A lot of people have attacked the fictional character Christian Grey for being a bad dom. Of course, he’d be a terrible dom if he was real. He stalks lip-biting inner-goddess Anastasia, spanks her and takes a strap to her arse, all without her consent.
I’m sure he behaved badly in the second two books as well, but I haven’t been able to read them. Call me a snob and call me a cab, but after skimming Volume One I was out of there.
If Christian Grey were a real person bdsm communities would have warnings about him, for his weird, unethical and non-consensual behaviour. He’d finish up getting charged with assault and being in the centre of a massive media scandal: “Billionaire in kinky love-nest rape!” That sort of thing.
However, as a fictional character his behaviour is a lot better. He’s made a lot more women come, with Fifty Shades in one hand and their bits in the other, than any thousand real doms combined. Even if you include me. That’s a significant contribution to human happiness, and you can’t ignore it.
As a fictional character, my main criticism of Christian Grey is that he doesn’t do nearly enough spanking and commanding and binding the Anastasia of Steel. I skimmed Fifty Shades Freed looking for the bdsm scenes so I could critique them, but I never found any. I’m sure I just didn’t look hard enough.
In the interminable schoolgirl spanking saga I’m writing, there are two headmasters, and they initiate certain of their students into various kinky sexual practises. Obviously, if they were real and lived in our world, they’d both belong in jail.

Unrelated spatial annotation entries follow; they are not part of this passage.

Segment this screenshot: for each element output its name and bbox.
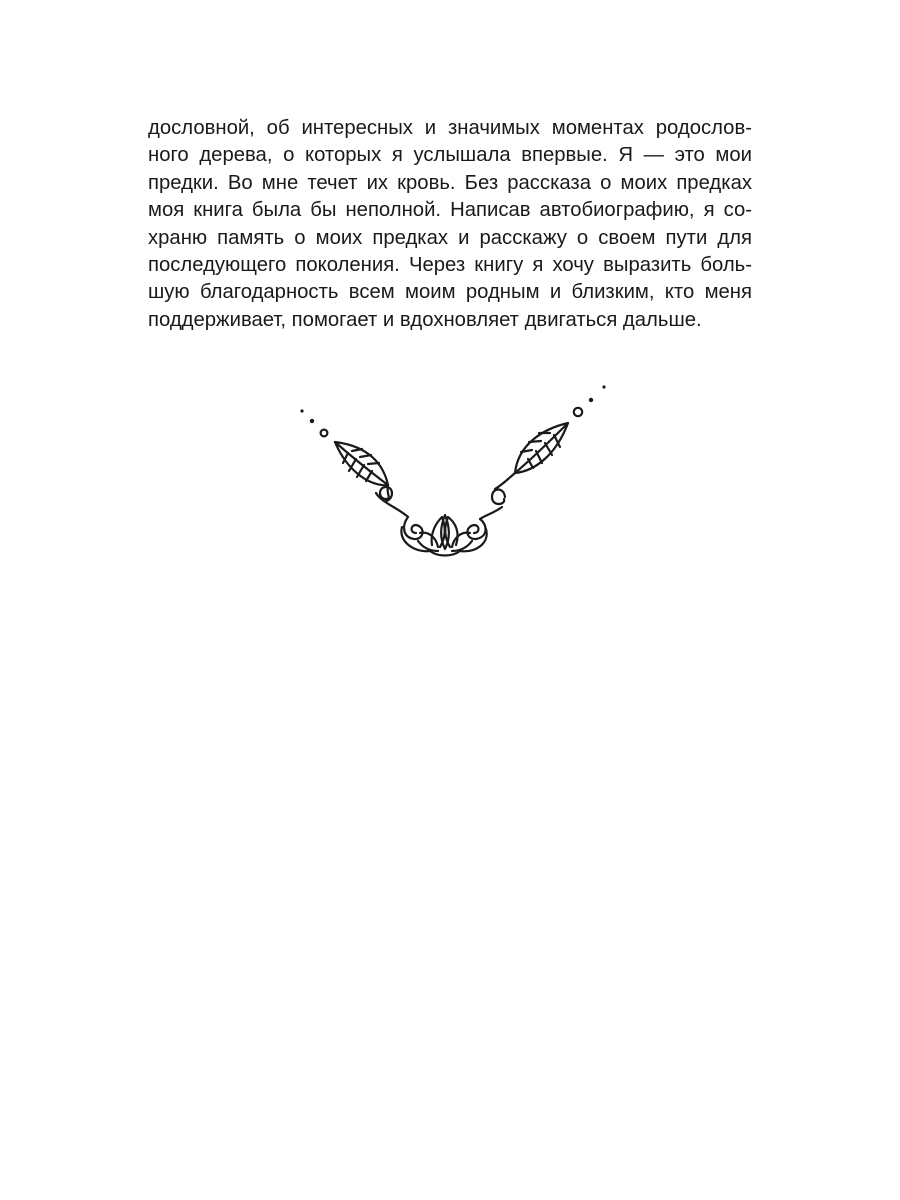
text-line: моя книга была бы неполной. Написав автобиографию, я со- bbox=[148, 199, 752, 222]
text-line: последующего поколения. Через книгу я хочу выразить боль- bbox=[148, 254, 752, 277]
text-line: ного дерева, о которых я услышала впервые. Я — это мои bbox=[148, 144, 752, 167]
floral-garland-icon bbox=[290, 375, 620, 570]
text-line: шую благодарность всем моим родным и близким, кто меня bbox=[148, 281, 752, 304]
text-line: поддерживает, помогает и вдохновляет двигаться дальше. bbox=[148, 308, 702, 331]
text-line: предки. Во мне течет их кровь. Без рассказа о моих предках bbox=[148, 171, 752, 194]
text-line: храню память о моих предках и расскажу о своем пути для bbox=[148, 226, 752, 249]
body-paragraph bbox=[148, 115, 752, 334]
text-line: дословной, об интересных и значимых моментах родослов- bbox=[148, 117, 752, 139]
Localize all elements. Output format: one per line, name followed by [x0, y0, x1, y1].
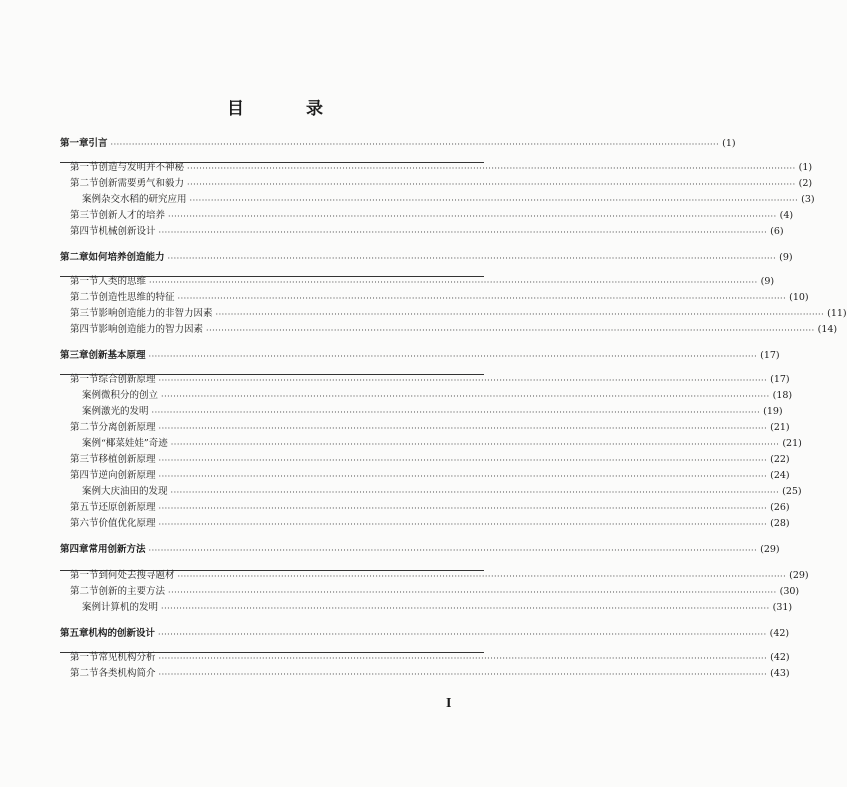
chapter-divider	[60, 652, 484, 653]
entry-page-number: (14)	[817, 324, 838, 335]
toc-case-entry[interactable]	[60, 436, 802, 450]
dot-leader: ········································································································································································································	[215, 310, 825, 319]
dot-leader: ········································································································································································································	[148, 352, 758, 361]
entry-title: 移植创新原理	[98, 454, 156, 465]
entry-label: 第五节	[70, 502, 99, 513]
entry-page-number: (43)	[770, 668, 790, 679]
entry-title: 机构的创新设计	[88, 628, 156, 639]
entry-title: 微积分的创立	[101, 390, 159, 401]
toc-section-entry[interactable]	[60, 290, 809, 304]
entry-label: 第二节	[70, 586, 99, 597]
toc-section-entry[interactable]	[60, 208, 794, 222]
entry-title: 创新的主要方法	[98, 586, 166, 597]
entry-page-number: (21)	[782, 438, 802, 449]
entry-label: 第四节	[70, 226, 99, 237]
entry-page-number: (1)	[722, 138, 736, 149]
entry-label: 第四节	[70, 324, 99, 335]
toc-section-entry[interactable]	[60, 516, 790, 530]
entry-page-number: (17)	[770, 374, 790, 385]
entry-title: 价值优化原理	[98, 518, 156, 529]
toc-section-entry[interactable]	[60, 500, 790, 514]
toc-case-entry[interactable]	[60, 388, 793, 402]
dot-leader: ········································································································································································································	[206, 326, 815, 335]
toc-chapter-entry[interactable]	[60, 136, 736, 150]
entry-label: 第二节	[70, 178, 99, 189]
entry-label: 案例	[82, 390, 102, 401]
entry-page-number: (2)	[798, 178, 813, 189]
page-title: 目 录	[227, 99, 351, 119]
dot-leader: ········································································································································································································	[187, 180, 796, 189]
toc-section-entry[interactable]	[60, 176, 813, 190]
toc-chapter-entry[interactable]	[60, 250, 793, 264]
entry-label: 第二节	[70, 668, 99, 679]
entry-title: 影响创造能力的智力因素	[98, 324, 204, 335]
entry-page-number: (1)	[798, 162, 813, 173]
dot-leader: ········································································································································································································	[151, 408, 761, 417]
entry-page-number: (21)	[770, 422, 790, 433]
entry-page-number: (42)	[769, 628, 790, 639]
entry-page-number: (9)	[760, 276, 775, 287]
toc-section-entry[interactable]	[60, 322, 838, 336]
entry-label: 第三节	[70, 210, 99, 221]
dot-leader: ········································································································································································································	[158, 376, 768, 385]
entry-page-number: (11)	[827, 308, 847, 319]
toc-section-entry[interactable]	[60, 468, 790, 482]
dot-leader: ········································································································································································································	[158, 228, 768, 237]
toc-case-entry[interactable]	[60, 192, 815, 206]
entry-title: 人类的思维	[98, 276, 147, 287]
dot-leader: ········································································································································································································	[187, 164, 796, 173]
entry-title: 常用创新方法	[88, 544, 146, 555]
entry-page-number: (29)	[760, 544, 780, 555]
entry-title: 大庆油田的发现	[101, 486, 168, 497]
dot-leader: ········································································································································································································	[161, 392, 770, 401]
entry-label: 第三章	[60, 350, 89, 361]
entry-page-number: (25)	[782, 486, 802, 497]
entry-title: 影响创造能力的非智力因素	[98, 308, 213, 319]
dot-leader: ········································································································································································································	[158, 504, 768, 513]
dot-leader: ········································································································································································································	[110, 140, 720, 149]
entry-page-number: (22)	[770, 454, 790, 465]
page-number: I	[446, 696, 452, 711]
dot-leader: ········································································································································································································	[168, 588, 777, 597]
dot-leader: ········································································································································································································	[158, 520, 768, 529]
entry-label: 第一节	[70, 276, 99, 287]
chapter-divider	[60, 374, 484, 375]
entry-title: 激光的发明	[101, 406, 149, 417]
entry-page-number: (6)	[770, 226, 784, 237]
entry-label: 第四章	[60, 544, 89, 555]
entry-title: 还原创新原理	[98, 502, 156, 513]
toc-section-entry[interactable]	[60, 584, 800, 598]
toc-section-entry[interactable]	[60, 420, 790, 434]
entry-label: 案例	[82, 602, 102, 613]
entry-title: 逆向创新原理	[98, 470, 156, 481]
entry-label: 案例	[82, 406, 102, 417]
chapter-divider	[60, 162, 484, 163]
toc-chapter-entry[interactable]	[60, 348, 780, 362]
dot-leader: ········································································································································································································	[158, 472, 768, 481]
entry-label: 第五章	[60, 628, 89, 639]
entry-page-number: (29)	[789, 570, 809, 581]
dot-leader: ········································································································································································································	[161, 604, 770, 613]
entry-page-number: (4)	[779, 210, 794, 221]
dot-leader: ········································································································································································································	[170, 488, 780, 497]
entry-title: 引言	[88, 138, 108, 149]
entry-page-number: (9)	[779, 252, 793, 263]
entry-page-number: (30)	[779, 586, 800, 597]
entry-title: 分离创新原理	[98, 422, 156, 433]
entry-label: 第二节	[70, 292, 99, 303]
entry-title: 计算机的发明	[101, 602, 159, 613]
entry-label: 第二章	[60, 252, 89, 263]
dot-leader: ········································································································································································································	[149, 278, 758, 287]
entry-title: 创新基本原理	[88, 350, 146, 361]
entry-title: 杂交水稻的研究应用	[101, 194, 187, 205]
entry-label: 第三节	[70, 454, 99, 465]
entry-label: 第一节	[70, 162, 99, 173]
entry-page-number: (31)	[772, 602, 793, 613]
entry-label: 第一章	[60, 138, 89, 149]
entry-page-number: (10)	[789, 292, 809, 303]
toc-case-entry[interactable]	[60, 404, 783, 418]
entry-label: 第一节	[70, 652, 99, 663]
entry-page-number: (24)	[770, 470, 790, 481]
dot-leader: ········································································································································································································	[158, 424, 768, 433]
entry-title: 如何培养创造能力	[88, 252, 165, 263]
dot-leader: ········································································································································································································	[177, 572, 787, 581]
entry-page-number: (17)	[760, 350, 780, 361]
entry-title: 创新需要勇气和毅力	[98, 178, 185, 189]
entry-page-number: (18)	[772, 390, 793, 401]
entry-label: 第六节	[70, 518, 99, 529]
entry-title: 创造与发明并不神秘	[98, 162, 185, 173]
toc-section-entry[interactable]	[60, 666, 790, 680]
toc-section-entry[interactable]	[60, 452, 790, 466]
entry-page-number: (26)	[770, 502, 790, 513]
entry-title: 创新人才的培养	[98, 210, 166, 221]
entry-label: 第一节	[70, 570, 99, 581]
entry-title: 到何处去搜寻题材	[98, 570, 175, 581]
dot-leader: ········································································································································································································	[177, 294, 787, 303]
toc-case-entry[interactable]	[60, 600, 793, 614]
entry-label: 案例	[82, 194, 102, 205]
entry-label: 第三节	[70, 308, 99, 319]
toc-chapter-entry[interactable]	[60, 626, 790, 640]
dot-leader: ········································································································································································································	[158, 630, 767, 639]
dot-leader: ········································································································································································································	[158, 670, 768, 679]
entry-page-number: (3)	[801, 194, 815, 205]
dot-leader: ········································································································································································································	[158, 654, 768, 663]
entry-page-number: (19)	[763, 406, 783, 417]
toc-section-entry[interactable]	[60, 306, 847, 320]
entry-title: 综合创新原理	[98, 374, 156, 385]
dot-leader: ········································································································································································································	[168, 212, 777, 221]
entry-title: 机械创新设计	[98, 226, 156, 237]
entry-page-number: (28)	[770, 518, 790, 529]
entry-label: 案例	[82, 438, 102, 449]
toc-chapter-entry[interactable]	[60, 542, 780, 556]
entry-title: 常见机构分析	[98, 652, 156, 663]
entry-label: 第四节	[70, 470, 99, 481]
dot-leader: ········································································································································································································	[189, 196, 799, 205]
toc-section-entry[interactable]	[60, 224, 784, 238]
chapter-divider	[60, 276, 484, 277]
entry-title: 各类机构简介	[98, 668, 156, 679]
entry-label: 第一节	[70, 374, 99, 385]
entry-title: “椰菜娃娃”奇迹	[101, 438, 168, 449]
dot-leader: ········································································································································································································	[170, 440, 780, 449]
entry-title: 创造性思维的特征	[98, 292, 175, 303]
entry-label: 第二节	[70, 422, 99, 433]
dot-leader: ········································································································································································································	[167, 254, 777, 263]
chapter-divider	[60, 570, 484, 571]
toc-case-entry[interactable]	[60, 484, 802, 498]
dot-leader: ········································································································································································································	[158, 456, 768, 465]
entry-page-number: (42)	[770, 652, 790, 663]
entry-label: 案例	[82, 486, 102, 497]
dot-leader: ········································································································································································································	[148, 546, 758, 555]
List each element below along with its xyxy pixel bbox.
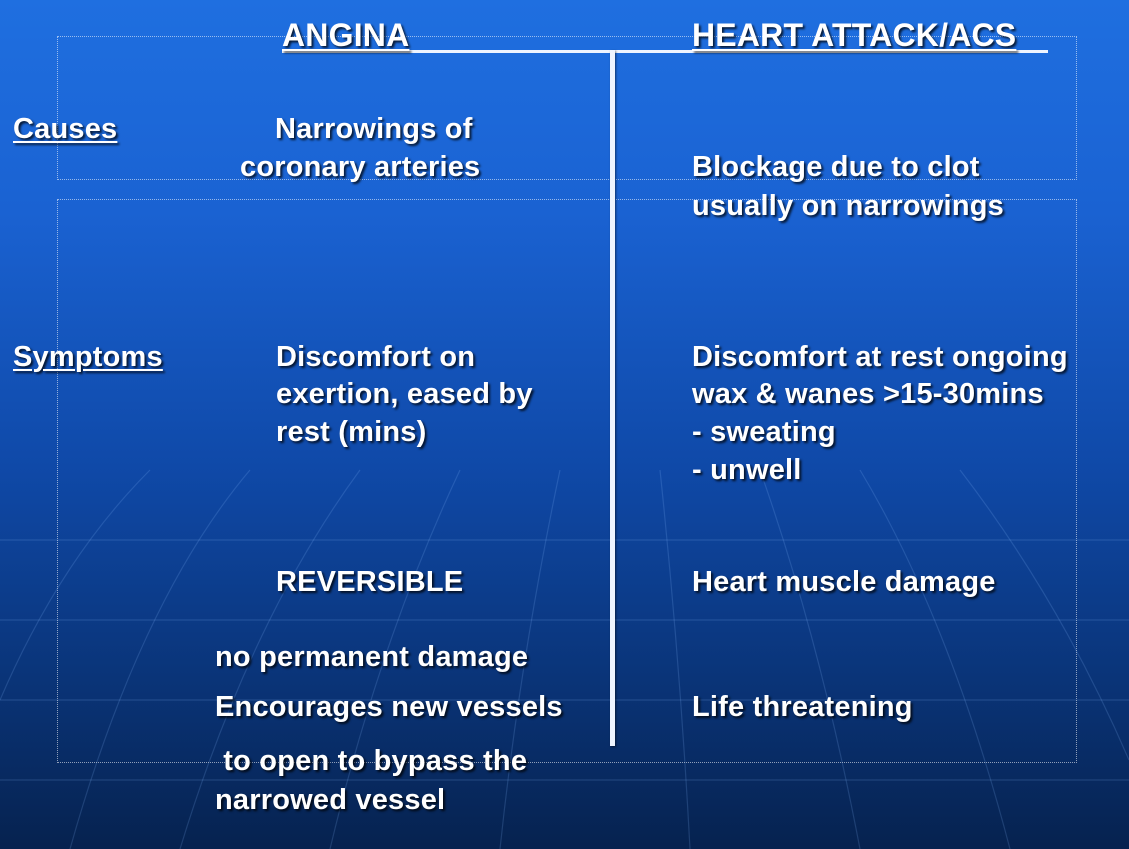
acs-cause-line-2: usually on narrowings [692,190,1004,222]
acs-symptom-line-4: - unwell [692,454,802,486]
angina-cause-line-2: coronary arteries [240,151,481,183]
angina-outcome-title: REVERSIBLE [276,566,464,598]
causes-label: Causes [13,113,118,145]
acs-cause-line-1: Blockage due to clot [692,151,980,183]
acs-symptom-line-3: - sweating [692,416,836,448]
angina-symptom-line-2: exertion, eased by [276,378,533,410]
angina-symptom-line-3: rest (mins) [276,416,427,448]
angina-note-line-3: to open to bypass the [215,745,528,777]
symptoms-label: Symptoms [13,341,163,373]
angina-header: ANGINA [282,17,410,53]
angina-symptom-line-1: Discomfort on [276,341,476,373]
acs-symptom-line-1: Discomfort at rest ongoing [692,341,1068,373]
angina-note-line-2: Encourages new vessels [215,691,563,723]
angina-note-line-4: narrowed vessel [215,784,446,816]
heart-attack-header: HEART ATTACK/ACS [692,17,1017,53]
column-divider [610,50,615,746]
bottom-frame [57,199,1077,763]
acs-symptom-line-2: wax & wanes >15-30mins [692,378,1044,410]
acs-outcome-title: Heart muscle damage [692,566,996,598]
angina-note-line-1: no permanent damage [215,641,529,673]
angina-cause-line-1: Narrowings of [275,113,473,145]
acs-note-line-1: Life threatening [692,691,913,723]
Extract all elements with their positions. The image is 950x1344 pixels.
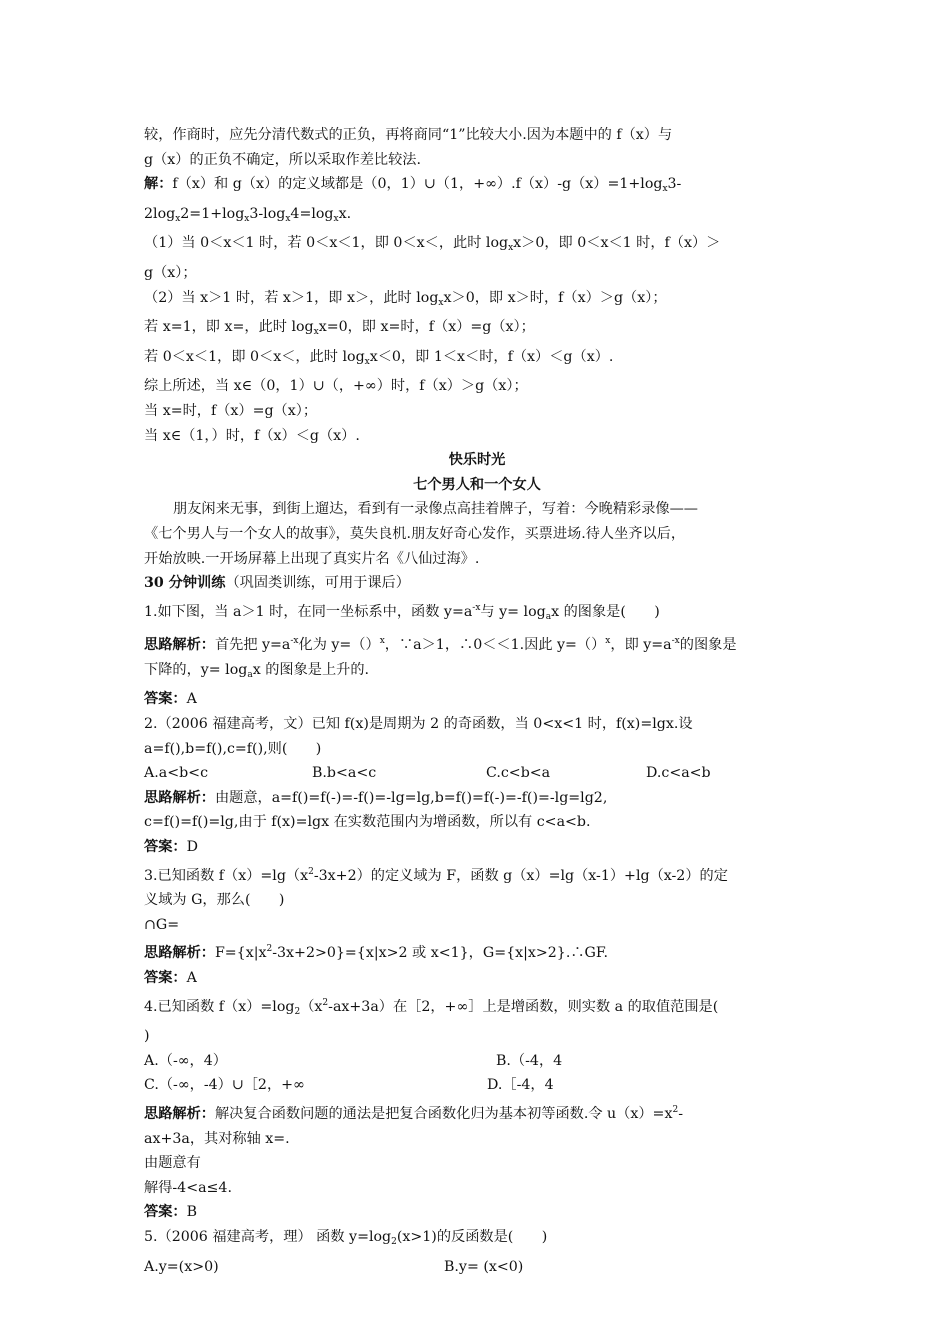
q2-stem-1: 2.（2006 福建高考，文）已知 f(x)是周期为 2 的奇函数，当 0<x<1 时，f(x)=lgx.设 (144, 716, 693, 733)
q4-option-d: D.［-4，4 (487, 1077, 554, 1094)
intro-line-2: g（x）的正负不确定，所以采取作差比较法. (144, 151, 421, 168)
story-line-2: 《七个男人与一个女人的故事》，莫失良机.朋友好奇心发作，买票进场.待人坐齐以后， (144, 525, 686, 542)
q4-analysis-4: 解得-4<a≤4. (144, 1179, 232, 1196)
solution-case-1-cont: g（x）； (144, 264, 197, 281)
q4-stem-2: ) (144, 1028, 150, 1045)
solution-case-2: （2）当 x＞1 时，若 x＞1，即 x＞，此时 $\log_xx>0$，即 x＞时，f（x）＞g（x）； (144, 289, 667, 308)
solution-case-4: 若 0＜x＜1，即 0＜x＜，此时 $\log_xx<0$，即 1＜x＜时，f（x）＜g（x）. (144, 348, 614, 367)
q2-option-c: C.c<b<a (486, 765, 551, 782)
q1-answer: 答案：A (144, 691, 197, 708)
q4-answer: 答案：B (144, 1204, 198, 1221)
intro-line-1: 较，作商时，应先分清代数式的正负，再将商同“1”比较大小.因为本题中的 f（x）与 (144, 127, 673, 143)
q2-analysis-2: c=f()=f()=lg,由于 f(x)=lgx 在实数范围内为增函数，所以有 c<a<b. (144, 814, 591, 831)
q5-options (144, 1255, 810, 1280)
q5-option-b: B.y= (x<0) (444, 1258, 524, 1275)
solution-line-1: 解：f（x）和 g（x）的定义域都是（0，1）∪（1，$+\infty).f(x)-g(x)=1+\log_x3-$ (144, 176, 682, 195)
q2-analysis-1: 思路解析：由题意，a=f()=f(-)=-f()=-lg=lg,b=f()=f(-)=-f()=-lg=lg2, (144, 789, 608, 806)
q1-analysis-2: 下降的，$y= \log_ax$ 的图象是上升的. (144, 661, 370, 680)
story-line-1: 朋友闲来无事，到街上遛达，看到有一录像点高挂着牌子，写着：今晚精彩录像—— (173, 501, 698, 518)
solution-summary-2: 当 x=时，f（x）=g（x）； (144, 402, 318, 419)
q1-stem: 1.如下图，当 a＞1 时，在同一坐标系中，函数 $y=a^{-x}$与 $y= \log_ax$ 的图象是( ) (144, 602, 660, 622)
q4-option-c: C.（-∞，-4）∪［2，+∞ (144, 1077, 305, 1094)
q4-option-a: A.（-∞，4） (144, 1052, 227, 1069)
q3-analysis: 思路解析：$F=\{x|x^2-3x+2>0\}=\{x|x>2$ 或 x<1}，G={x|x>2}.∴GF. (144, 944, 609, 962)
story-title: 七个男人和一个女人 (413, 476, 541, 493)
solution-summary-3: 当 x∈（1，）时，f（x）＜g（x）. (144, 427, 360, 444)
training-heading: 30 分钟训练（巩固类训练，可用于课后） (144, 575, 410, 592)
q4-options-1 (144, 1049, 810, 1074)
q3-stem-3: ∩G= (144, 916, 180, 933)
solution-summary-1: 综上所述，当 x∈（0，1）∪（，+∞）时，f（x）＞g（x）； (144, 378, 528, 395)
solution-case-3: 若 x=1，即 x=，此时 $\log_xx=0$，即 x=时，f（x）=g（x）； (144, 319, 535, 338)
document-page (144, 123, 810, 1279)
solution-label: 解： (144, 176, 173, 193)
q2-option-d: D.c<a<b (646, 765, 711, 782)
q5-stem: 5.（2006 福建高考，理） 函数 $y=\log_2(x>1)$的反函数是( ) (144, 1228, 548, 1247)
solution-case-1: （1）当 0＜x＜1 时，若 0＜x＜1，即 0＜x＜，此时 $\log_xx>0$，即 0＜x＜1 时，f（x）＞ (144, 235, 721, 254)
q1-analysis-1: 思路解析：首先把 $y=a^{-x}$化为 y=（）$^x$，∵a＞1，∴0＜＜1.因此 y=（）$^x$，即 $y=a^{-x}$的图象是 (144, 636, 737, 654)
q2-option-b: B.b<a<c (312, 765, 377, 782)
q4-analysis-3: 由题意有 (144, 1155, 201, 1172)
q3-answer: 答案：A (144, 970, 197, 986)
q4-analysis-2: ax+3a，其对称轴 x=. (144, 1130, 290, 1147)
q5-option-a: A.y=(x>0) (144, 1258, 219, 1275)
q2-options (144, 761, 810, 786)
q2-option-a: A.a<b<c (144, 765, 209, 782)
q4-option-b: B.（-4，4 (496, 1052, 563, 1069)
q2-answer: 答案：D (144, 839, 198, 856)
q3-stem-2: 义域为 G，那么( ) (144, 892, 285, 909)
q4-stem-1: 4.已知函数 $f(x)=\log_2(x^2-ax+3a)$在［2，+∞］上是增函数，则实数 a 的取值范围是( (144, 997, 719, 1017)
q3-stem-1: 3.已知函数 $f(x)=\lg(x^2-3x+2)$的定义域为 F，函数 g（x）=lg（x-1）+lg（x-2）的定 (144, 866, 728, 884)
q4-options-2 (144, 1073, 810, 1098)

They’re not breaking age-of-consent laws, and the age gap between them and their charges isn’t all that great: about eight years.
But they’re in a position of authority and there’s no question at all that they’re misusing their authority in ways that, uh, conflict with the criminal code in any civilised society.
On the other hand, these two imaginary men are written to give pleasure to their readers, and my impression is that my spanking headmasters, like the “naughty schoolgirl” scenario itself, appeal particularly to a female audience. I am that audience’s humble servant.
There is, eventually, a happy ending to the Jennifer-and-Maddie saga, but at the rate at which time moves in my stories, that ending will probably arrive some time in 2021. In the meantime, my point is, I’m happy to write it and make it as sexy as possible. While being fervently against corporal punishment and sex between teachers and students in the real world.
I’m not saying that fictional characters have no ethical requirements at all. We erotica writers who consider ourselves to be on the side of the angels (especially the sexy, spankable, fuckable angels) don’t write bestiality, or eroticise rape, or write scenarios involving people under eighteen, though the age of consent where I live is sixteen.
But still, there is a difference, a space, between fantasy and real life, and it’s a space that erotica writers spend a lot of time in. It’s fluid and it’s complex, like the best sex, and we need to defend our freedom to have erotic fantasies that are perfectly sexy without necessarily being perfectly ethical.
We know the difference between fiction and fantasy, on the one hand, and the real world, in the other.
We need to take action in the real world to challenge the beliefs and indulgences that make it far too easy for men to rape and get away with it, and to give support to organisations that support women who’ve been subjected to rape and other violence.
At the same time, we need to defend our right to have erotic fantasies, and to share them with others.
Erotica is a powerful tool for improving human happiness, and for helping people to find and explore their own erotic selves without censorship or condemnation.
Pleasure is, at least, undervalued. It shouldn’t be shamed.